As time went on, even theater 35mm copies of Buster And Billie became scarce or unusable.   Demand for the movie however, was growing.  Many of the early critics had underestimated a cult classic film in the making.   VHS rental tapes became the media of choice for low quality bootleg DVD copies of the film to fill the void of the missing movie.


In early 2019, after seeing the film for the first time on a low quality bootleg DVD, Seth Doherty began to look into the pop culture mystery of Buster And Billie.  Making inquires at Columbia Pictures, he was told that the reason the film had never been restored and re-released was due to the missing and presumed destroyed film masters.  


Undeterred,  Seth set about planning a re-master based off an old 35mm theater copy that he had recently tracked down in Australia.  It was not ideal, but perhaps would create a better version of the film than what was previously available.  As he was arranging to have the film reels shipped to the U.S., he managed to locate the original producer of Buster And Billie, Ron Silverman.   Ron and Seth discussed the project at length and while Ron was intrigued, he felt that a good remaster was simply not possible without the original internegative reels of the film.    

Seth proceeded with his plan to remaster Buster And Billie based on the 35mm theater reels.  "It didn't matter to me," he said "I was going to squeeze whatever quality I could out of the old reels even if it was just for my own movie collection....I was really that moved by the film.   All of this happened because I became a super-fan after seeing the movie once." He approached and interviewed several production houses, and in a doing so developed a contact at Sony Pictures, owner of Columbia Pictures, who was willing to help get to the bottom of the mystery.   The following week, Sony contacted Seth and reported that they did indeed have the original film master reels of Buster And Billie, not only that,  but they were sitting on a large library of Buster And Billie elements.  

As Columbia Pictures, and therefore Sony, no longer had rights to Buster And Billie they released the entire film element library to it's rightful owner - Ron Silverman.  Ron arranged to have Sony ship the elements to Seth who then began the process of evaluating and cataloging the collection.    


With the original film master in hand, Seth set about having Buster And Billie restored.  There were several candidates who had the necessary technology to undertake the project, but it was decided that New York based Metropolis Post was the best.   What was not known, however, was the overall condition of the master.  It had been nearly 50 years since the film internegative had been used.
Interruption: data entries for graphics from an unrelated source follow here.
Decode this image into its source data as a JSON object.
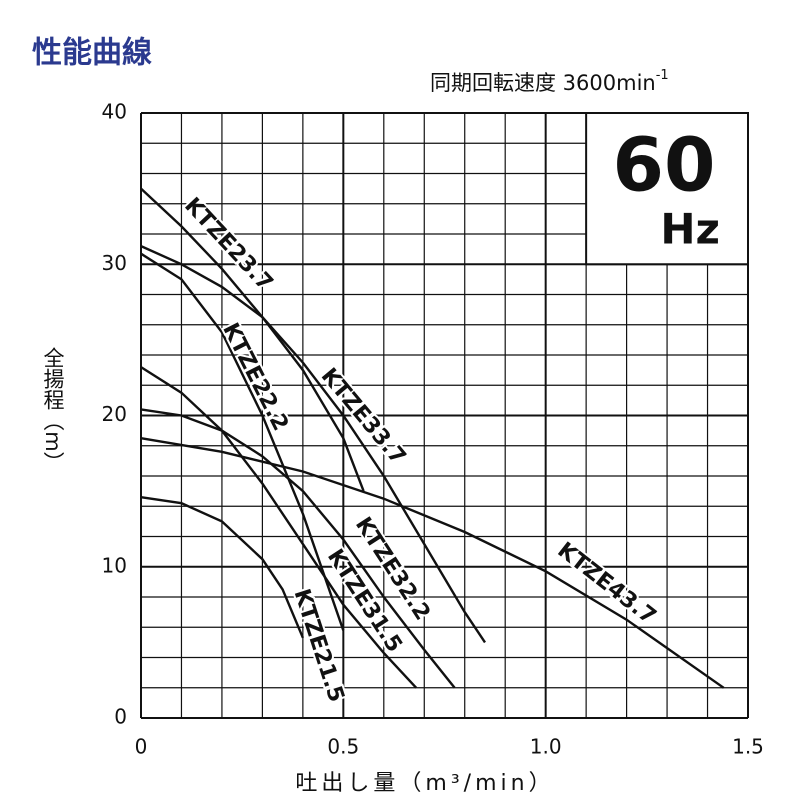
{
  "chart_data": {
    "type": "line",
    "title": "性能曲線",
    "subtitle": "同期回転速度 3600min",
    "subtitle_superscript": "-1",
    "badge_value": "60",
    "badge_unit": "Hz",
    "y_label": "全揚程（m）",
    "x_label": "吐出し量（m³/min）",
    "xlim": [
      0,
      1.5
    ],
    "ylim": [
      0,
      40
    ],
    "xticks": [
      0,
      0.5,
      {
        "value": 1.0,
        "label": "1.0"
      },
      1.5
    ],
    "yticks": [
      0,
      10,
      20,
      30,
      40
    ],
    "xgrid": [
      0.1,
      0.2,
      0.3,
      0.4,
      0.6,
      0.7,
      0.8,
      0.9,
      1.1,
      1.2,
      1.3,
      1.4
    ],
    "ygrid": [
      2,
      4,
      6,
      8,
      12,
      14,
      16,
      18,
      22,
      24,
      26,
      28,
      32,
      34,
      36,
      38
    ],
    "grid": true,
    "series": [
      {
        "name": "KTZE23.7",
        "color": "#111111",
        "x": [
          0,
          0.1,
          0.2,
          0.3,
          0.4,
          0.5,
          0.55
        ],
        "values": [
          35,
          32.5,
          29.7,
          26.5,
          23,
          18.5,
          15
        ]
      },
      {
        "name": "KTZE33.7",
        "color": "#111111",
        "x": [
          0,
          0.1,
          0.2,
          0.3,
          0.4,
          0.5,
          0.6,
          0.7,
          0.8,
          0.85
        ],
        "values": [
          31.2,
          30,
          28.5,
          26.5,
          23.5,
          20,
          16,
          11.5,
          7,
          5
        ]
      },
      {
        "name": "KTZE22.2",
        "color": "#111111",
        "x": [
          0,
          0.1,
          0.2,
          0.3,
          0.4,
          0.5
        ],
        "values": [
          30.7,
          29,
          25.5,
          20,
          13.5,
          5.8
        ]
      },
      {
        "name": "KTZE32.2",
        "color": "#111111",
        "x": [
          0,
          0.1,
          0.2,
          0.3,
          0.4,
          0.5,
          0.6,
          0.7,
          0.775
        ],
        "values": [
          20.4,
          20,
          19,
          17.3,
          15,
          11.8,
          8,
          4.5,
          2
        ]
      },
      {
        "name": "KTZE31.5",
        "color": "#111111",
        "x": [
          0,
          0.1,
          0.2,
          0.3,
          0.4,
          0.5,
          0.6,
          0.68
        ],
        "values": [
          23.2,
          21.5,
          19,
          15.5,
          11.5,
          7.5,
          4.3,
          2
        ]
      },
      {
        "name": "KTZE21.5",
        "color": "#111111",
        "x": [
          0,
          0.1,
          0.2,
          0.3,
          0.35,
          0.4
        ],
        "values": [
          14.6,
          14.2,
          13,
          10.5,
          8.5,
          5.3
        ]
      },
      {
        "name": "KTZE43.7",
        "color": "#111111",
        "x": [
          0,
          0.2,
          0.4,
          0.6,
          0.8,
          1.0,
          1.2,
          1.44
        ],
        "values": [
          18.5,
          17.6,
          16.3,
          14.5,
          12.3,
          9.7,
          6.5,
          2
        ]
      }
    ]
  }
}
Metro Post first cleaned the entire master and then scanned each frame of the film at 2k quality per frame.  The computer captured frames were then stitched together with software, effectively creating a digital version of the original master.  Color correction came next.  As film ages, it is not unusual for the once vibrant colors to wash out, fade or even turn different colors.  Sony had kept the reels underground at a constant temperature and humidity, this made the Buster And Billie master virtually pristine.  A light treatment was performed to enhance the colors and remove some scratches and dust that was baked into the original film.


Sound treatment came next.  In a disappointing turn of events, it was discovered that the original sound master was never kept.  The film master reels do not contain a soundtrack, only the picture, so audio needed to be added back in.   Audio Mechanics and Rich Cutler Sound both worked to lift the sound from other existing elements and layer it back into the digital version of Buster And Billie.    

With the process complete, screening copies were sent out to be evaluated.  Everybody who viewed the remaster was impressed, with some saying it was like seeing the film for the first time.